The stronghold of the whitestarts is northern South America, although a few species range along the Andes as far south as north-western Argentina, while others range north through Central America and as far north as the United States, in the case of the painted whitestart. Most species are restricted to mountain forest and woodland. The ancestral Myioborus warblers, together with those in the genus Basileuterus seem to have colonised South America early, perhaps before it was linked to the northern continent, and these two genera provide most of the resident warbler species of that region.

==Name==
Whitestart is the name used for all species in this genus by the International Ornithological Congress, while the Clements checklist, and the American Ornithological Society's North and South American Classification Committeess use "redstart". Myioborus species are not closely related to the various species called redstarts in the family Muscicapidae or to the American Redstart.

==Species==
The genus contains 12 species:

| Image | Scientific name | Common name | Distribution |
|---|---|---|---|
|  | Myioborus pictus | Painted whitestart | Arizona and New Mexico in the southern United States to Oaxaca, Veracruz and Chiapas in Mexico to northern Nicaragua. |
|  | Myioborus miniatus | Slate-throated whitestart | Mexico, Central America, the Andes from western Venezuela to northwestern Argentina, the Venezuelan Coastal Range, Sierra Nevada de Santa Marta and the tepuis |
|  | Myioborus brunniceps | Brown-capped whitestart | Bolivia and north-western Argentina |
|  | Myioborus flavivertex | Yellow-crowned whitestart | Santa Marta Mountains in Colombia. |
|  | Myioborus albifrons | White-fronted whitestart | western Venezuela |
|  | Myioborus ornatus | Golden-fronted whitestart | Andes of Colombia and far western Venezuela. |
|  | Myioborus melanocephalus | Spectacled whitestart | southern Colombia to Bolivia |
|  | Myioborus torquatus | Collared whitestart | Costa Rica and western-central Panama |
|  | Myioborus pariae | Paria whitestart | Paria Peninsula in Venezuela |
|  | Myioborus albifacies | White-faced whitestart | tepuis of south-western Venezuela |
|  | Myioborus cardonai | Guaiquinima whitestart | Cerro Guaiquinima in south-eastern Venezuela. |
|  | Myioborus castaneocapilla | Tepui whitestart | Tepuis in southern Venezuela, western Guyana and northern Brazil. |

==Descriptions==
Most whitestarts are 13–13.5 cm long with dark grey or dark olive-green upperparts, except for the white outer tail feathers which are frequently spread in display. Adults have brightly coloured red, orange or yellow bellies. Many species have contrasting black, rufous or yellow caps or distinctive facial patterns, often with white or yellow "spectacles" around the eye.

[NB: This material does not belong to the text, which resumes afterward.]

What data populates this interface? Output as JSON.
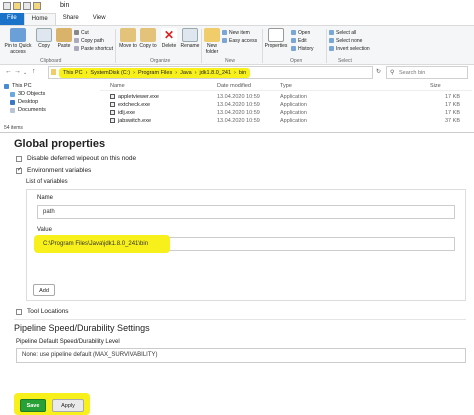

The painted whitestart, the most northern form, is larger (15 cm long) and has a different plumage pattern, song and behaviour from the other whitestarts. It is also the only species which is partially migratory, and it could perhaps be placed in a separate genus.

The sexes are similar, as with most resident tropical warblers, since they pair for life, and have little need of sexual dimorphism, unlike many migratory species where the males need to reclaim territory and advertise for mates each year.

==Distribution and habitat==
The whitestarts are resident in mountain (including tepui) forest, woodland and shrub, where they feed on insects, sometimes as part of a mixed-species feeding flock.